A new programme to enable teenagers to access alternative provision and get an engineering qualification while at school has been launched at Furness College.
The college has welcomed 11 pupils from local schools to the Channelside campus so they can get a head start on the skills that they need for employment.
The Year 10 and 11 students have enrolled on a Level 1 Engineering Technology course where they are developing a range of technical skills, including sessions in the motor vehicle workshop. It is funded by Cumbria County Council and participating schools and runs one day a week.
Director of Curriculum (Young People’s Learning) and the College’s safeguarding lead Sue Hannan, who is overseeing the project, said the students have been selected by the schools and the engineering programme was the preferred pilot with courses in construction, hair and beauty, early years and public services planned for next year.
“The students on this programme will achieve nationally-recognised qualifications while they are still at school and will be ready for employment, an apprenticeship or to step up to the next level of study after school,” she said.
Daniel Barton, Assistant Director for Education and Skills at Cumbria County Council, said he was delighted to see this programme up and running and looked forward to it developing next year.
“It is a fantastic opportunity for young people with an interest in engineering to get a head start on the skills and experience they’ll need for their future careers,” he said. “The council is pleased to support alternative provision and understands the benefits this type of opportunity can present to young people looking ahead to their future. I’d like to wish all the students enrolled every success with their studies.”
Leanne Hirst, of Furness College, who is offering the pastoral support aspect of the scheme said the students had shown great enthusiasm so far.
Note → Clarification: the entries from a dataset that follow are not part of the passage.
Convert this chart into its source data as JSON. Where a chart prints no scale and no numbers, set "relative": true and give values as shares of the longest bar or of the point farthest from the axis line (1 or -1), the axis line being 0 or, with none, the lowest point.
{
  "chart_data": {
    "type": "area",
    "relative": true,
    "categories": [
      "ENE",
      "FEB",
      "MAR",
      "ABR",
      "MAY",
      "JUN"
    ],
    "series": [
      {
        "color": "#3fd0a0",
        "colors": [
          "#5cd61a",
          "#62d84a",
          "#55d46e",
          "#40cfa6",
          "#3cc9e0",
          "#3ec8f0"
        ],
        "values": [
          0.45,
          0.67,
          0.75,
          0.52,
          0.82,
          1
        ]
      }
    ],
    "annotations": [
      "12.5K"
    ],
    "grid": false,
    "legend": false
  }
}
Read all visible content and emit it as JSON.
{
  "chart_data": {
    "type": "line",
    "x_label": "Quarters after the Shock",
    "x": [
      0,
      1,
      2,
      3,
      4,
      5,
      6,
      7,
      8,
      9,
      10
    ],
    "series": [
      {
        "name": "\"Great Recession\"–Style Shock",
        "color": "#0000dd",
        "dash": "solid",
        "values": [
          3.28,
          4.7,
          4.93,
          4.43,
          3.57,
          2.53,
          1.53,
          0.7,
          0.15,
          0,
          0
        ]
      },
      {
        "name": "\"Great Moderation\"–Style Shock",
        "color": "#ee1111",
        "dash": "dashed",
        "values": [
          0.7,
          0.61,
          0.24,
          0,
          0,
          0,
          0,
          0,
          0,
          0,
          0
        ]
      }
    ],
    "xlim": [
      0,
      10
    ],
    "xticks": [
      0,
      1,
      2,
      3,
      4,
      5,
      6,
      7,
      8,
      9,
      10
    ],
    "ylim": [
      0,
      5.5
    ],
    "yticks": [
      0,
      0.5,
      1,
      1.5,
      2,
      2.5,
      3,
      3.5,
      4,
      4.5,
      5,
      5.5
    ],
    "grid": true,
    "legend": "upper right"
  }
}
“They seem excited about the course and proud to be part of the college environment. Already, two of the students have asked if they can attend more than one day a week which demonstrates just how much they’re enjoying the programme. I am excited to see how the students develop this year as they learn new skills within engineering.”
The scheme has been developed by Principal and Chief Executive Andrew Wren with local head teachers as part of the Furness Education Consortium, building on Furness College’s previous experience offering 14 – 19 diplomas.
The opportunity is open to pupils from the following local schools: Furness Academy, St Bernard’s, Walney, Dowdales, Chetwynde, Ulverston Victoria High School and Millom.
Sue Mallinson, of St Bernard’s School in Barrow, said the students were thoroughly enjoying the experience so far and the chance to learn in a college. “This is a fantastic opportunity for students to achieve a recognised qualification which will enhance their career opportunities upon leaving school,” she said.
The college has a dedicated ‘Schoolzone’ in the Advanced Manufacturing and Technology Centre for the pupils every Friday.